Under section 52(1)(c), if the owner of a copyright work, in a written complaint to the person responsible for digitally storing an infringing copy of the work, complains that such transient or incidental storage is an infringement, then the person responsible would have to refrain from facilitating access to the infringing copy of the work for a period of 21 days. If within 21 days, the person responsible does not receive an order from a competent court that directs the person responsible to refrain from providing access, then access may be resumed at the end of that period.
Therefore, if A, the owner of a short story, finds that his or her short story has been published on the website of B, he or she may write a complaint to B declaring that B must refrain from providing the public with access to A’s short story. B would then have to remove A’s short story from visibility or accessibility on his or her website for 21 days, within which time A must persuade a competent court that it should order the complete removal of the infringing version or copy of the work. If the court does not issue such an order within that period of time, then B may resume making the short story available to the public on his or her website. This provision was inserted in the Act by the Copyright (Amendment) Act, 2012 which came into force on 21 June 2012. It is yet to be used in practice.

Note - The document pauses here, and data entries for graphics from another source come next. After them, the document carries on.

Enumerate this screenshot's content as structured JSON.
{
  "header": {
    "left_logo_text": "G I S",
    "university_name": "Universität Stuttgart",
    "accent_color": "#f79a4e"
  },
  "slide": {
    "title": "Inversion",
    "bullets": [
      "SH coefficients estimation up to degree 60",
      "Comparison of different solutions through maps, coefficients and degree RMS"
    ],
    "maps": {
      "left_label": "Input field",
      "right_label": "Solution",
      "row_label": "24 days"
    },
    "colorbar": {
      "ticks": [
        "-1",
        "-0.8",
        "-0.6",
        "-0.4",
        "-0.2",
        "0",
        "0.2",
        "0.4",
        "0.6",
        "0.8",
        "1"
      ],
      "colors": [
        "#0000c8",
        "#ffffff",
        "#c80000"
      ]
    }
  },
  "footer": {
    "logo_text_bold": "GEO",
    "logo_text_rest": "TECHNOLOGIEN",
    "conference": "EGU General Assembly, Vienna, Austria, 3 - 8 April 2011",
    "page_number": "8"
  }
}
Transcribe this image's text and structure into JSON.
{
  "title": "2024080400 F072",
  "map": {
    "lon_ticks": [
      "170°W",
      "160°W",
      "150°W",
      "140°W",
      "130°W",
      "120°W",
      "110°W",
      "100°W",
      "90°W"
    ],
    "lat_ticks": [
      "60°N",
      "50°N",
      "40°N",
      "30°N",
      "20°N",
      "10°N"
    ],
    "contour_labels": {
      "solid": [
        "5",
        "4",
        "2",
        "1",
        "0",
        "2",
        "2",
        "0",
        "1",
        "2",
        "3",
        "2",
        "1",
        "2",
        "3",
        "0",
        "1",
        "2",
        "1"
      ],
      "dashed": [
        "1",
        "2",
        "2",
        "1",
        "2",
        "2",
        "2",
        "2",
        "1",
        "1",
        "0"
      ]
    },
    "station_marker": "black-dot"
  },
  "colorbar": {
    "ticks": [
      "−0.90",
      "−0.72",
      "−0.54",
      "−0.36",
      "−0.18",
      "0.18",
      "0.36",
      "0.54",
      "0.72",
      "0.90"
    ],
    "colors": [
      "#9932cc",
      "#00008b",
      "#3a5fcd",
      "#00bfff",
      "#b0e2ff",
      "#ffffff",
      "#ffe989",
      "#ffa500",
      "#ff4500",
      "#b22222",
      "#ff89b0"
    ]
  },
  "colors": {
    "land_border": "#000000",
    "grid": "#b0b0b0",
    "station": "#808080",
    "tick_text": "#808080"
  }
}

Apart from the above-mentioned provisions, the entire scheme of the Copyright Act makes it amply clear that all the provisions of the Act must be applied to electronic and digital media in the same manner they are applied to conventional media. The Copyright (Amendment) Act, 2012 has also clarified this in many places. Remedies against copyright infringement on the internet are not dealt with separately under that Act as the provisions sufficiently cover all forms of exploitation of works, including exploitation over the internet, and the remedies for copyright infringement would apply to the internet as they would to any other medium or platform.Prevention measures
How may copyright infringement be prevented?
No degree of vigilance can guarantee an ‘infringer-free’ environment, but certain deterrent measures must be adhered to by copyright owners, for instance:
- documentation of instances of use;
- registration of copyright;
- proper notice of copyright;
- monitoring the activities of habitual infringers;
- making independent contractors and employees subject to confidentiality;
- having proper licensing agreements incorporating a proper control mechanism; and
- publicising a successful infringement trial (if resources allow).